I sometimes imagine my life as a journey on a physical road, marked with a large signpost that reads “God’s Way.” I think — hope — that I’m headed the right way, and a smooth path and clear skies would seem to confirm that.
But what about when a hurricane hits, or a sinkhole appears, or the road is covered with broken glass? Could I still be following God’s way?
My first, instinctive response is No. This must be a sign that I’m headed the wrong direction. These obstacles are God’s method of telling me to turn around.
There’s an alluring logic to this perspective, one I often fall prey to. Obedience leads to a smooth and easy path, full of open doors and helpful travel companions; missteps, in contrast, beget hardship, failure, and pain.
But as much as I may wish this to be true, it’s not what God promises us. The New Testament is filled with warnings from Jesus and his apostles about the challenges that await us when we follow him. It is a path of sacrifice, of persecution, of the very laying down of our lives. That’s pretty much as far from smooth and easy as it gets.

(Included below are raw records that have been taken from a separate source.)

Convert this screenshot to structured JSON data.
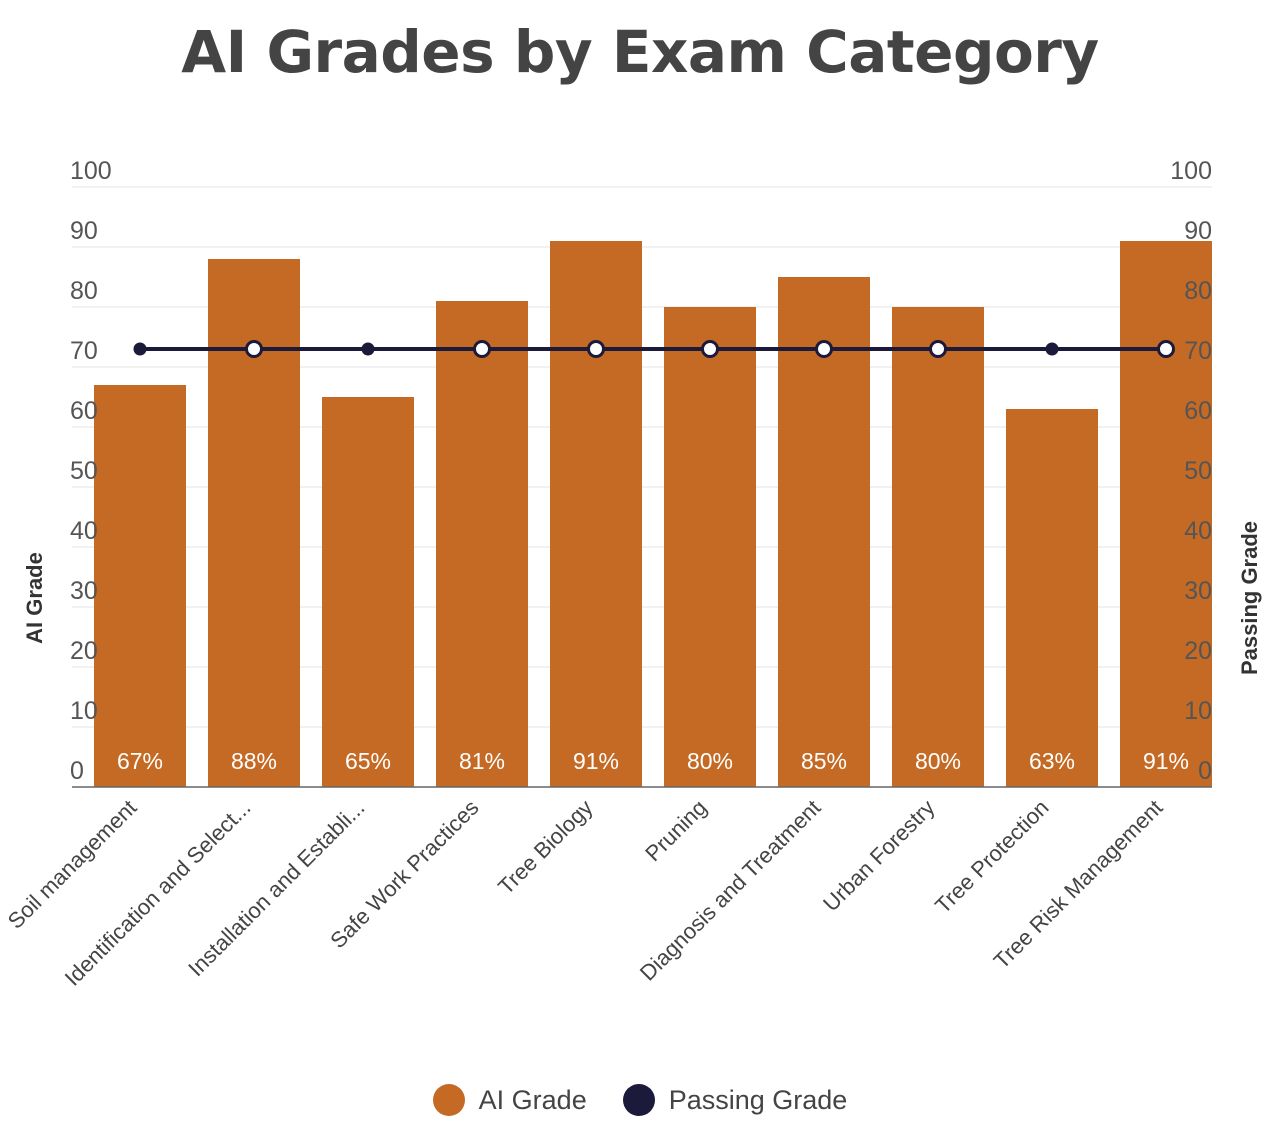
{
  "chart_data": {
    "type": "bar",
    "title": "AI Grades by Exam Category",
    "ylabel_left": "AI Grade",
    "ylabel_right": "Passing Grade",
    "ylim": [
      0,
      100
    ],
    "yticks": [
      "0",
      "10",
      "20",
      "30",
      "40",
      "50",
      "60",
      "70",
      "80",
      "90",
      "100"
    ],
    "grid": true,
    "legend_position": "bottom-center",
    "categories": [
      "Soil management",
      "Identification and Select...",
      "Installation and Establi...",
      "Safe Work Practices",
      "Tree Biology",
      "Pruning",
      "Diagnosis and Treatment",
      "Urban Forestry",
      "Tree Protection",
      "Tree Risk Management"
    ],
    "series": [
      {
        "name": "AI Grade",
        "type": "bar",
        "color": "#C46A24",
        "values": [
          67,
          88,
          65,
          81,
          91,
          80,
          85,
          80,
          63,
          91
        ],
        "labels": [
          "67%",
          "88%",
          "65%",
          "81%",
          "91%",
          "80%",
          "85%",
          "80%",
          "63%",
          "91%"
        ]
      },
      {
        "name": "Passing Grade",
        "type": "line",
        "color": "#1C1A3A",
        "values": [
          73,
          73,
          73,
          73,
          73,
          73,
          73,
          73,
          73,
          73
        ]
      }
    ]
  }
}
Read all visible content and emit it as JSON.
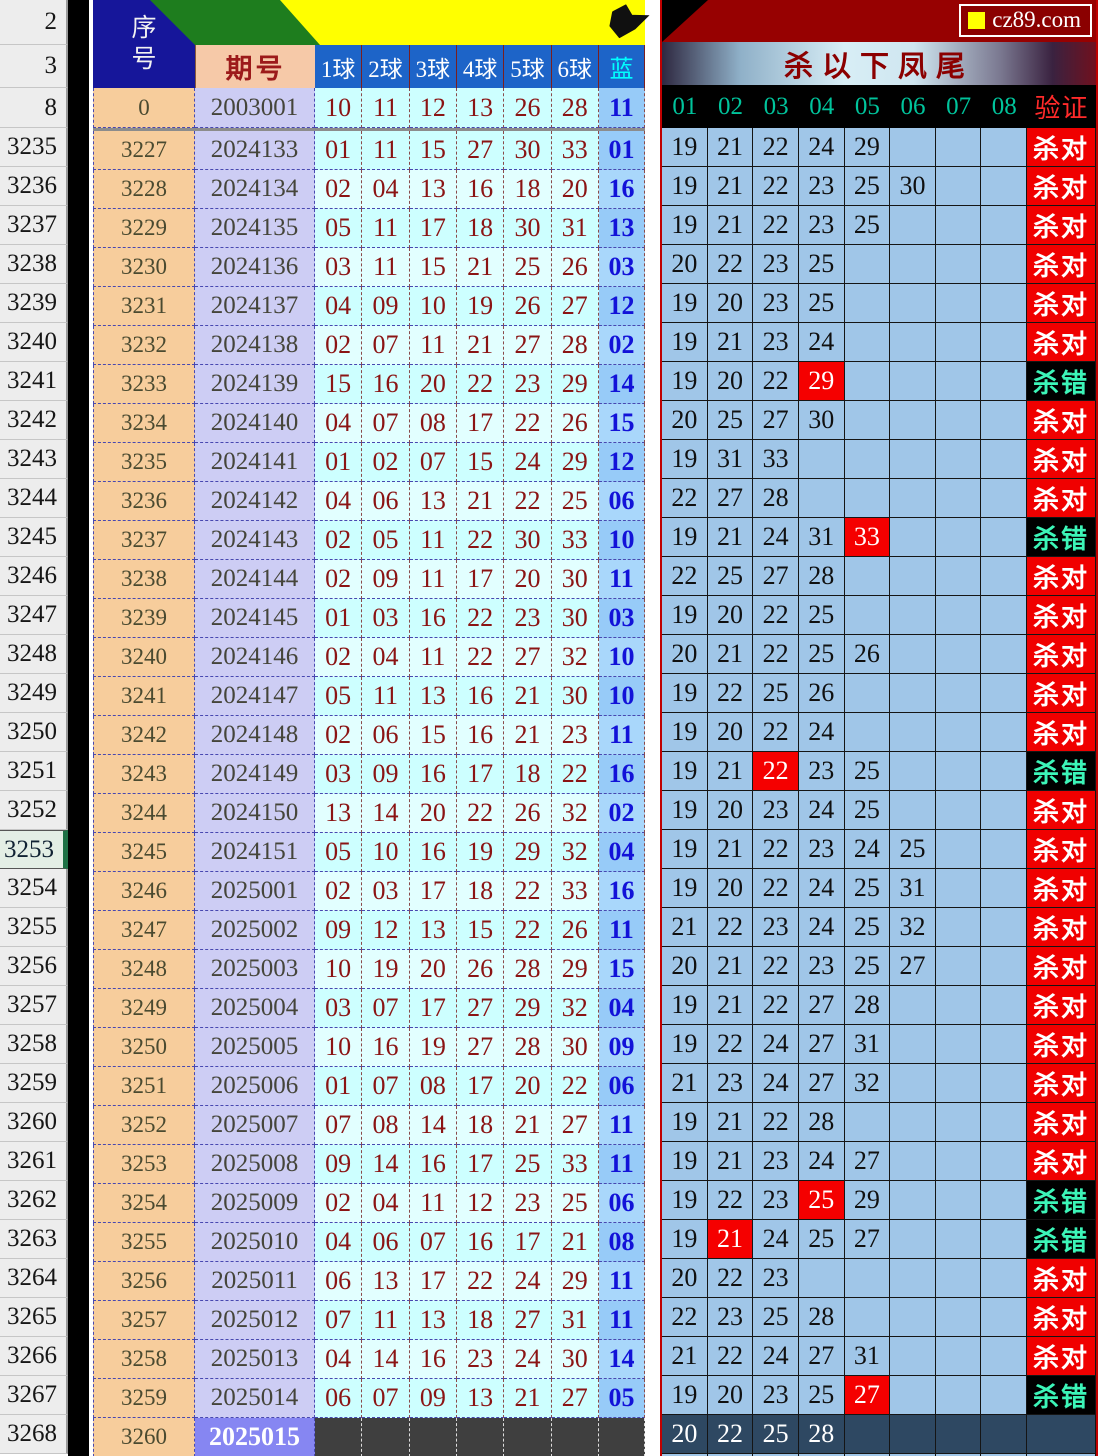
{
  "site": {
    "logo_text": "cz89.com"
  },
  "selected_row_header": "3253",
  "excel_row_headers": [
    "2",
    "3",
    "8",
    "3235",
    "3236",
    "3237",
    "3238",
    "3239",
    "3240",
    "3241",
    "3242",
    "3243",
    "3244",
    "3245",
    "3246",
    "3247",
    "3248",
    "3249",
    "3250",
    "3251",
    "3252",
    "3253",
    "3254",
    "3255",
    "3256",
    "3257",
    "3258",
    "3259",
    "3260",
    "3261",
    "3262",
    "3263",
    "3264",
    "3265",
    "3266",
    "3267",
    "3268"
  ],
  "left_table": {
    "serial_header": "序号",
    "issue_header": "期号",
    "ball_headers": [
      "1球",
      "2球",
      "3球",
      "4球",
      "5球",
      "6球"
    ],
    "blue_header": "蓝",
    "base_row": {
      "serial": "0",
      "issue": "2003001",
      "balls": [
        "10",
        "11",
        "12",
        "13",
        "26",
        "28"
      ],
      "blue": "11"
    },
    "rows": [
      {
        "serial": "3227",
        "issue": "2024133",
        "balls": [
          "01",
          "11",
          "15",
          "27",
          "30",
          "33"
        ],
        "blue": "01"
      },
      {
        "serial": "3228",
        "issue": "2024134",
        "balls": [
          "02",
          "04",
          "13",
          "16",
          "18",
          "20"
        ],
        "blue": "16"
      },
      {
        "serial": "3229",
        "issue": "2024135",
        "balls": [
          "05",
          "11",
          "17",
          "18",
          "30",
          "31"
        ],
        "blue": "13"
      },
      {
        "serial": "3230",
        "issue": "2024136",
        "balls": [
          "03",
          "11",
          "15",
          "21",
          "25",
          "26"
        ],
        "blue": "03"
      },
      {
        "serial": "3231",
        "issue": "2024137",
        "balls": [
          "04",
          "09",
          "10",
          "19",
          "26",
          "27"
        ],
        "blue": "12"
      },
      {
        "serial": "3232",
        "issue": "2024138",
        "balls": [
          "02",
          "07",
          "11",
          "21",
          "27",
          "28"
        ],
        "blue": "02"
      },
      {
        "serial": "3233",
        "issue": "2024139",
        "balls": [
          "15",
          "16",
          "20",
          "22",
          "23",
          "29"
        ],
        "blue": "14"
      },
      {
        "serial": "3234",
        "issue": "2024140",
        "balls": [
          "04",
          "07",
          "08",
          "17",
          "22",
          "26"
        ],
        "blue": "15"
      },
      {
        "serial": "3235",
        "issue": "2024141",
        "balls": [
          "01",
          "02",
          "07",
          "15",
          "24",
          "29"
        ],
        "blue": "12"
      },
      {
        "serial": "3236",
        "issue": "2024142",
        "balls": [
          "04",
          "06",
          "13",
          "21",
          "22",
          "25"
        ],
        "blue": "06"
      },
      {
        "serial": "3237",
        "issue": "2024143",
        "balls": [
          "02",
          "05",
          "11",
          "22",
          "30",
          "33"
        ],
        "blue": "10"
      },
      {
        "serial": "3238",
        "issue": "2024144",
        "balls": [
          "02",
          "09",
          "11",
          "17",
          "20",
          "30"
        ],
        "blue": "11"
      },
      {
        "serial": "3239",
        "issue": "2024145",
        "balls": [
          "01",
          "03",
          "16",
          "22",
          "23",
          "30"
        ],
        "blue": "03"
      },
      {
        "serial": "3240",
        "issue": "2024146",
        "balls": [
          "02",
          "04",
          "11",
          "22",
          "27",
          "32"
        ],
        "blue": "10"
      },
      {
        "serial": "3241",
        "issue": "2024147",
        "balls": [
          "05",
          "11",
          "13",
          "16",
          "21",
          "30"
        ],
        "blue": "10"
      },
      {
        "serial": "3242",
        "issue": "2024148",
        "balls": [
          "02",
          "06",
          "15",
          "16",
          "21",
          "23"
        ],
        "blue": "11"
      },
      {
        "serial": "3243",
        "issue": "2024149",
        "balls": [
          "03",
          "09",
          "16",
          "17",
          "18",
          "22"
        ],
        "blue": "16"
      },
      {
        "serial": "3244",
        "issue": "2024150",
        "balls": [
          "13",
          "14",
          "20",
          "22",
          "26",
          "32"
        ],
        "blue": "02"
      },
      {
        "serial": "3245",
        "issue": "2024151",
        "balls": [
          "05",
          "10",
          "16",
          "19",
          "29",
          "32"
        ],
        "blue": "04"
      },
      {
        "serial": "3246",
        "issue": "2025001",
        "balls": [
          "02",
          "03",
          "17",
          "18",
          "22",
          "33"
        ],
        "blue": "16"
      },
      {
        "serial": "3247",
        "issue": "2025002",
        "balls": [
          "09",
          "12",
          "13",
          "15",
          "22",
          "26"
        ],
        "blue": "11"
      },
      {
        "serial": "3248",
        "issue": "2025003",
        "balls": [
          "10",
          "19",
          "20",
          "26",
          "28",
          "29"
        ],
        "blue": "15"
      },
      {
        "serial": "3249",
        "issue": "2025004",
        "balls": [
          "03",
          "07",
          "17",
          "27",
          "29",
          "32"
        ],
        "blue": "04"
      },
      {
        "serial": "3250",
        "issue": "2025005",
        "balls": [
          "10",
          "16",
          "19",
          "27",
          "28",
          "30"
        ],
        "blue": "09"
      },
      {
        "serial": "3251",
        "issue": "2025006",
        "balls": [
          "01",
          "07",
          "08",
          "17",
          "20",
          "22"
        ],
        "blue": "06"
      },
      {
        "serial": "3252",
        "issue": "2025007",
        "balls": [
          "07",
          "08",
          "14",
          "18",
          "21",
          "27"
        ],
        "blue": "11"
      },
      {
        "serial": "3253",
        "issue": "2025008",
        "balls": [
          "09",
          "14",
          "16",
          "17",
          "25",
          "33"
        ],
        "blue": "11"
      },
      {
        "serial": "3254",
        "issue": "2025009",
        "balls": [
          "02",
          "04",
          "11",
          "12",
          "23",
          "25"
        ],
        "blue": "06"
      },
      {
        "serial": "3255",
        "issue": "2025010",
        "balls": [
          "04",
          "06",
          "07",
          "16",
          "17",
          "21"
        ],
        "blue": "08"
      },
      {
        "serial": "3256",
        "issue": "2025011",
        "balls": [
          "06",
          "13",
          "17",
          "22",
          "24",
          "29"
        ],
        "blue": "11"
      },
      {
        "serial": "3257",
        "issue": "2025012",
        "balls": [
          "07",
          "11",
          "13",
          "18",
          "27",
          "31"
        ],
        "blue": "11"
      },
      {
        "serial": "3258",
        "issue": "2025013",
        "balls": [
          "04",
          "14",
          "16",
          "23",
          "24",
          "30"
        ],
        "blue": "14"
      },
      {
        "serial": "3259",
        "issue": "2025014",
        "balls": [
          "06",
          "07",
          "09",
          "13",
          "21",
          "27"
        ],
        "blue": "05"
      }
    ],
    "pending_row": {
      "serial": "3260",
      "issue": "2025015"
    }
  },
  "right_table": {
    "banner_title": "杀以下凤尾",
    "column_headers": [
      "01",
      "02",
      "03",
      "04",
      "05",
      "06",
      "07",
      "08"
    ],
    "verify_header": "验证",
    "verdict_labels": {
      "correct": "杀对",
      "wrong": "杀错"
    },
    "rows": [
      {
        "values": [
          "19",
          "21",
          "22",
          "24",
          "29"
        ],
        "hit": null,
        "result": "correct"
      },
      {
        "values": [
          "19",
          "21",
          "22",
          "23",
          "25",
          "30"
        ],
        "hit": null,
        "result": "correct"
      },
      {
        "values": [
          "19",
          "21",
          "22",
          "23",
          "25"
        ],
        "hit": null,
        "result": "correct"
      },
      {
        "values": [
          "20",
          "22",
          "23",
          "25"
        ],
        "hit": null,
        "result": "correct"
      },
      {
        "values": [
          "19",
          "20",
          "23",
          "25"
        ],
        "hit": null,
        "result": "correct"
      },
      {
        "values": [
          "19",
          "21",
          "23",
          "24"
        ],
        "hit": null,
        "result": "correct"
      },
      {
        "values": [
          "19",
          "20",
          "22",
          "29"
        ],
        "hit": 3,
        "result": "wrong"
      },
      {
        "values": [
          "20",
          "25",
          "27",
          "30"
        ],
        "hit": null,
        "result": "correct"
      },
      {
        "values": [
          "19",
          "31",
          "33"
        ],
        "hit": null,
        "result": "correct"
      },
      {
        "values": [
          "22",
          "27",
          "28"
        ],
        "hit": null,
        "result": "correct"
      },
      {
        "values": [
          "19",
          "21",
          "24",
          "31",
          "33"
        ],
        "hit": 4,
        "result": "wrong"
      },
      {
        "values": [
          "22",
          "25",
          "27",
          "28"
        ],
        "hit": null,
        "result": "correct"
      },
      {
        "values": [
          "19",
          "20",
          "22",
          "25"
        ],
        "hit": null,
        "result": "correct"
      },
      {
        "values": [
          "20",
          "21",
          "22",
          "25",
          "26"
        ],
        "hit": null,
        "result": "correct"
      },
      {
        "values": [
          "19",
          "22",
          "25",
          "26"
        ],
        "hit": null,
        "result": "correct"
      },
      {
        "values": [
          "19",
          "20",
          "22",
          "24"
        ],
        "hit": null,
        "result": "correct"
      },
      {
        "values": [
          "19",
          "21",
          "22",
          "23",
          "25"
        ],
        "hit": 2,
        "result": "wrong"
      },
      {
        "values": [
          "19",
          "20",
          "23",
          "24",
          "25"
        ],
        "hit": null,
        "result": "correct"
      },
      {
        "values": [
          "19",
          "21",
          "22",
          "23",
          "24",
          "25"
        ],
        "hit": null,
        "result": "correct"
      },
      {
        "values": [
          "19",
          "20",
          "22",
          "24",
          "25",
          "31"
        ],
        "hit": null,
        "result": "correct"
      },
      {
        "values": [
          "21",
          "22",
          "23",
          "24",
          "25",
          "32"
        ],
        "hit": null,
        "result": "correct"
      },
      {
        "values": [
          "20",
          "21",
          "22",
          "23",
          "25",
          "27"
        ],
        "hit": null,
        "result": "correct"
      },
      {
        "values": [
          "19",
          "21",
          "22",
          "27",
          "28"
        ],
        "hit": null,
        "result": "correct"
      },
      {
        "values": [
          "19",
          "22",
          "24",
          "27",
          "31"
        ],
        "hit": null,
        "result": "correct"
      },
      {
        "values": [
          "21",
          "23",
          "24",
          "27",
          "32"
        ],
        "hit": null,
        "result": "correct"
      },
      {
        "values": [
          "19",
          "21",
          "22",
          "28"
        ],
        "hit": null,
        "result": "correct"
      },
      {
        "values": [
          "19",
          "21",
          "23",
          "24",
          "27"
        ],
        "hit": null,
        "result": "correct"
      },
      {
        "values": [
          "19",
          "22",
          "23",
          "25",
          "29"
        ],
        "hit": 3,
        "result": "wrong"
      },
      {
        "values": [
          "19",
          "21",
          "24",
          "25",
          "27"
        ],
        "hit": 1,
        "result": "wrong"
      },
      {
        "values": [
          "20",
          "22",
          "23"
        ],
        "hit": null,
        "result": "correct"
      },
      {
        "values": [
          "22",
          "23",
          "25",
          "28"
        ],
        "hit": null,
        "result": "correct"
      },
      {
        "values": [
          "21",
          "22",
          "24",
          "27",
          "31"
        ],
        "hit": null,
        "result": "correct"
      },
      {
        "values": [
          "19",
          "20",
          "23",
          "25",
          "27"
        ],
        "hit": 4,
        "result": "wrong"
      }
    ],
    "pending_row": {
      "values": [
        "20",
        "22",
        "25",
        "28"
      ]
    }
  },
  "colors": {
    "maroon_banner": "#970101",
    "verdict_correct_bg": "#F00000",
    "verdict_wrong_bg": "#000000",
    "verdict_wrong_text": "#3CF5B8",
    "highlight_red": "#F50000",
    "right_cell_bg": "#A0C6E8"
  }
}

Between my husband’s entrepreneurial career and my writing pursuits, our family has had its fair share of uphill climbing. Cumulatively, the number of rejections we have received from investors, publishers, and others has climbed into the triple digits. My husband has been told by venture capitalists that his business was doomed to fail; I have been told by editors that a written work I spent years crafting was half-baked or read like a first draft. We have had our respective moments of despair, of worrying that the call God had placed on our hearts was about to be crushed by external forces.
In those moments I often want to ask God where he is. If this is his will, why is it so hard? Why doesn’t he make it easier for us?
I was pondering these questions recently when my husband challenged me to consider what I was really asking for. An easy path, in which everything I think God wants for me simply falls into my lap, is not without its own dangers — especially to my heart and my character. The person who faces no obstacles is susceptible to pride and a sense of entitlement. The person who does not know suffering also does not know gratitude or empathy. The person who does not experience hardship has no opportunity to embody the perseverance, character, and hope that Paul writes about in Romans 5.
Smooth and easy actually isn’t God’s desire for us. Easy doesn’t change or transform us. Easy doesn’t grow our faith. Easy doesn’t bring us closer to him. Easy doesn’t allow us to become the people of courage and conviction that God wants us to be.
But I don’t think that God is out to make us suffer just for the sake of suffering either. I believe God is in the business of showing us that the impossible can be possible — but only with him.
I heard some friends reflect recently on the many obstacles they faced when they opened up a small business. So many things went wrong that they often wondered if this was what God wanted. But they persevered, and now, twelve years later, the business is thriving. Recently they approached their city to apply for permits to make some changes to the building. Only then did the city staff realize that, twelve years earlier, an obscure regulation that would have made it impossible for my friends to purchase the building had been completely overlooked. It’s far too late for the requirement to be enforced now, so their business will continue going. “It’s like God closed their eyes all those years ago,” my friend marveled.
Their story reminds me that, despite what we may think, God is actually in partnership with us in removing obstacles. He takes on the enormous, show-stopping challenges that we often don’t even realize exist, clearing the path for us to take our next step of faith. In turn, we are left to face the obstacles that challenge us to persevere and to seek God — and that allow us to fully celebrate with joy and gratitude when something good happens.
By numerous accounts, my husband’s business shouldn’t even exist today. For many perfectly good reasons, I shouldn’t be a writer. But here we are, after years of facing difficulties and naysayers. And through it all, we have seen God’s power in awesome ways. We have experienced his rescue, his provision, and his goodness. We have clearly seen our weaknesses, but we’ve also come to understand the strengths we didn’t know we had. We treasure every opportunity we have been given and praise God for every milestone we have achieved. None of these experiences would have been part of our story if the way had been easy.
It can be tiring, staying on the narrow path of God’s way, battling hurricanes and sinkholes and other obstacles. But how exhilarating it is to walk alongside God as he changes our hearts and makes the impossible possible.